The Crane Quilt
It all started years ago when I designed four white cranes on a brown background with a lighter tone that moves from the left to the right, enhancing the movement and energy that comes from these beautiful birds. I was pleased with the design but frustrated when I realized that collecting the small brown fabric pieces was going to take years. I was also intrigued about why this image had suddenly taken form in my imagination.
During a visit in Italy my brother expressed his appreciation for my new interest in quilting, something very new to my former country, and in that moment I decided, without telling him, that the crane quilt that I had designed was going to be his. When I returned to America I started piecing the brown swatches together and included a few images of animals to capture the essence of his personality: vibrant, energetic, playful, with an element of surprise.
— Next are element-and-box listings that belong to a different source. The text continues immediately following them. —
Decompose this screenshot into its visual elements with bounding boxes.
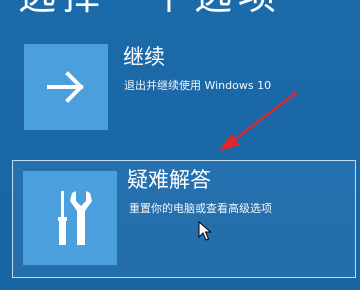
troubleshoot-tile xyxy=(23,171,117,265)
arrow-right-icon xyxy=(47,71,84,103)
troubleshoot-title: 疑难解答 xyxy=(127,168,211,192)
troubleshoot-option[interactable]: 疑难解答 重置你的电脑或查看高级选项 xyxy=(12,160,356,278)
boot-options-screen: 选择一个选项 继续 退出并继续使用 Windows 10 疑难解答 重置你的电脑… xyxy=(0,0,360,290)
continue-title: 继续 xyxy=(123,45,165,69)
continue-description: 退出并继续使用 Windows 10 xyxy=(124,79,272,92)
continue-tile xyxy=(24,44,108,130)
tools-icon xyxy=(58,191,92,245)
continue-option[interactable]: 继续 退出并继续使用 Windows 10 xyxy=(18,40,318,130)
mouse-cursor-icon xyxy=(198,221,212,241)
troubleshoot-description: 重置你的电脑或查看高级选项 xyxy=(129,202,272,215)
page-title: 选择一个选项 xyxy=(18,0,282,18)
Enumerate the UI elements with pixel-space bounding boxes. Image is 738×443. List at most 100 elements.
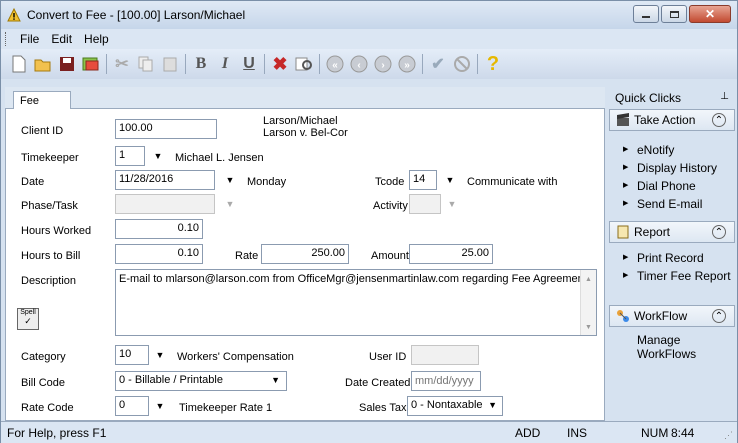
- description-label: Description: [21, 275, 77, 287]
- paste-icon[interactable]: [158, 52, 182, 76]
- tcode-label: Tcode: [375, 176, 405, 188]
- sidebar-item-enotify[interactable]: eNotify: [623, 143, 733, 157]
- previous-record-icon[interactable]: ‹: [347, 52, 371, 76]
- matter-name: Larson v. Bel-Cor: [263, 127, 348, 139]
- clapper-icon: [616, 113, 630, 127]
- report-header[interactable]: Report ⌃: [609, 221, 735, 243]
- maximize-button[interactable]: [661, 5, 687, 23]
- date-label: Date: [21, 176, 45, 188]
- hours-worked-label: Hours Worked: [21, 225, 92, 237]
- warning-icon: [7, 7, 21, 22]
- minimize-button[interactable]: [633, 5, 659, 23]
- tab-strip: Fee: [5, 87, 605, 111]
- tcode-description: Communicate with: [467, 176, 558, 188]
- sales-tax-select[interactable]: 0 - Nontaxable ▼: [407, 396, 503, 416]
- hours-to-bill-label: Hours to Bill: [21, 250, 81, 262]
- cancel-icon[interactable]: [450, 52, 474, 76]
- category-dropdown-icon[interactable]: ▼: [151, 345, 169, 365]
- collapse-icon[interactable]: ⌃: [712, 225, 726, 239]
- app-window: Convert to Fee - [100.00] Larson/Michael…: [0, 0, 738, 443]
- save-icon[interactable]: [55, 52, 79, 76]
- collapse-icon[interactable]: ⌃: [712, 309, 726, 323]
- date-field[interactable]: 11/28/2016: [115, 170, 215, 190]
- sidebar-item-print-record[interactable]: Print Record: [623, 251, 733, 265]
- hours-to-bill-field[interactable]: 0.10: [115, 244, 203, 264]
- collapse-icon[interactable]: ⌃: [712, 113, 726, 127]
- minimize-icon: [642, 16, 650, 18]
- find-icon[interactable]: [292, 52, 316, 76]
- open-icon[interactable]: [31, 52, 55, 76]
- scroll-down-icon[interactable]: ▼: [585, 324, 592, 331]
- sales-tax-value: 0 - Nontaxable: [411, 399, 483, 411]
- italic-icon[interactable]: I: [213, 52, 237, 76]
- user-id-field: [411, 345, 479, 365]
- sidebar-item-timer-fee-report[interactable]: Timer Fee Report: [623, 269, 733, 283]
- tcode-field[interactable]: 14: [409, 170, 437, 190]
- cut-icon[interactable]: ✂: [110, 52, 134, 76]
- bill-code-value: 0 - Billable / Printable: [119, 374, 223, 386]
- svg-text:›: ›: [381, 60, 384, 71]
- pin-icon[interactable]: ⊥: [720, 91, 729, 102]
- tcode-dropdown-icon[interactable]: ▼: [441, 170, 459, 190]
- copy-icon[interactable]: [134, 52, 158, 76]
- date-created-label: Date Created: [345, 377, 411, 389]
- workflow-header[interactable]: WorkFlow ⌃: [609, 305, 735, 327]
- sales-tax-dropdown-icon[interactable]: ▼: [488, 400, 497, 410]
- sidebar-item-send-email[interactable]: Send E-mail: [623, 197, 733, 211]
- new-icon[interactable]: [7, 52, 31, 76]
- category-field[interactable]: 10: [115, 345, 149, 365]
- amount-label: Amount: [371, 250, 409, 262]
- check-icon[interactable]: ✔: [426, 52, 450, 76]
- sidebar-item-dial-phone[interactable]: Dial Phone: [623, 179, 733, 193]
- hours-worked-field[interactable]: 0.10: [115, 219, 203, 239]
- underline-icon[interactable]: U: [237, 52, 261, 76]
- rate-field[interactable]: 250.00: [261, 244, 349, 264]
- svg-text:»: »: [404, 60, 410, 71]
- timekeeper-name: Michael L. Jensen: [175, 152, 264, 164]
- close-button[interactable]: ✕: [689, 5, 731, 23]
- last-record-icon[interactable]: »: [395, 52, 419, 76]
- menu-edit[interactable]: Edit: [45, 32, 78, 46]
- next-record-icon[interactable]: ›: [371, 52, 395, 76]
- notes-icon[interactable]: [79, 52, 103, 76]
- amount-field[interactable]: 25.00: [409, 244, 493, 264]
- timekeeper-dropdown-icon[interactable]: ▼: [149, 146, 167, 166]
- sidebar-item-manage-workflows[interactable]: Manage WorkFlows: [623, 333, 733, 361]
- bill-code-select[interactable]: 0 - Billable / Printable ▼: [115, 371, 287, 391]
- resize-grip-icon[interactable]: ⋰: [724, 430, 733, 441]
- bill-code-label: Bill Code: [21, 377, 66, 389]
- rate-label: Rate: [235, 250, 259, 262]
- user-id-label: User ID: [369, 351, 407, 363]
- rate-code-dropdown-icon[interactable]: ▼: [151, 396, 169, 416]
- toolbar-separator: [477, 54, 478, 74]
- menu-file[interactable]: File: [14, 32, 45, 46]
- status-bar: For Help, press F1 ADD INS NUM 8:44 ⋰: [1, 421, 737, 443]
- close-icon: ✕: [704, 7, 716, 21]
- activity-field: [409, 194, 441, 214]
- rate-code-field[interactable]: 0: [115, 396, 149, 416]
- sidebar-item-display-history[interactable]: Display History: [623, 161, 733, 175]
- date-dropdown-icon[interactable]: ▼: [221, 170, 239, 190]
- help-icon[interactable]: ?: [481, 52, 505, 76]
- menu-help[interactable]: Help: [78, 32, 115, 46]
- take-action-header[interactable]: Take Action ⌃: [609, 109, 735, 131]
- delete-icon[interactable]: ✖: [268, 52, 292, 76]
- bold-icon[interactable]: B: [189, 52, 213, 76]
- tab-fee[interactable]: Fee: [13, 91, 71, 111]
- svg-text:«: «: [332, 60, 338, 71]
- quick-clicks-panel: Quick Clicks ⊥ Take Action ⌃ eNotify Dis…: [609, 87, 735, 421]
- description-textarea[interactable]: E-mail to mlarson@larson.com from Office…: [115, 269, 597, 336]
- status-add: ADD: [515, 426, 541, 440]
- first-record-icon[interactable]: «: [323, 52, 347, 76]
- date-created-field[interactable]: [411, 371, 481, 391]
- description-scrollbar[interactable]: ▲ ▼: [580, 270, 596, 335]
- scroll-up-icon[interactable]: ▲: [585, 276, 592, 283]
- toolbar-separator: [106, 54, 107, 74]
- client-id-field[interactable]: 100.00: [115, 119, 217, 139]
- timekeeper-label: Timekeeper: [21, 152, 79, 164]
- spell-check-icon: ✓: [24, 316, 32, 326]
- client-name: Larson/Michael: [263, 115, 338, 127]
- bill-code-dropdown-icon[interactable]: ▼: [271, 375, 280, 385]
- timekeeper-field[interactable]: 1: [115, 146, 145, 166]
- spell-check-button[interactable]: Spell ✓: [17, 308, 39, 330]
After that visit we talked more regularly on the phone, with a depth that had never been there before. Due to my mother’s advancing age I thought our closeness was natural as we anticipated her death. With time a feeling of disquiet emerged that I didn’t understand.
Then one night I woke up abruptly with a strong pain in the right side of my abdomen, which disappeared after few minutes. At the same time my husband awakened from a nightmare of falling. I was left with the clear knowledge that something awful had happened. I thought of thieves coming to our house, but we checked all the windows, the front porch and the back porch: all was very quiet, and our home was enveloped in darkness.
Early the next morning I received the phone call from my sister that my brother, while supervising the renovations on his condo, had been accidentally hit by a construction crane and had fallen head first into the room below and was now in a deep coma. He had fallen at the same time I woke up with that strong pain (with six hours difference). He died two days later, after donating his organs.
My heart was broken and my pain was devastating, but I knew that my unconscious was now more than ever supporting me.
Completing this quilt became my way of processing my pain, it was both a lament and a celebration of life, with all that it encompasses, from high to low, dark and light. It also portrays his family: him in the center, his wife in the center but below him, and his two sons at each side. To my surprise I discovered that if I follow this configuration with my hand I make the sign of the cross.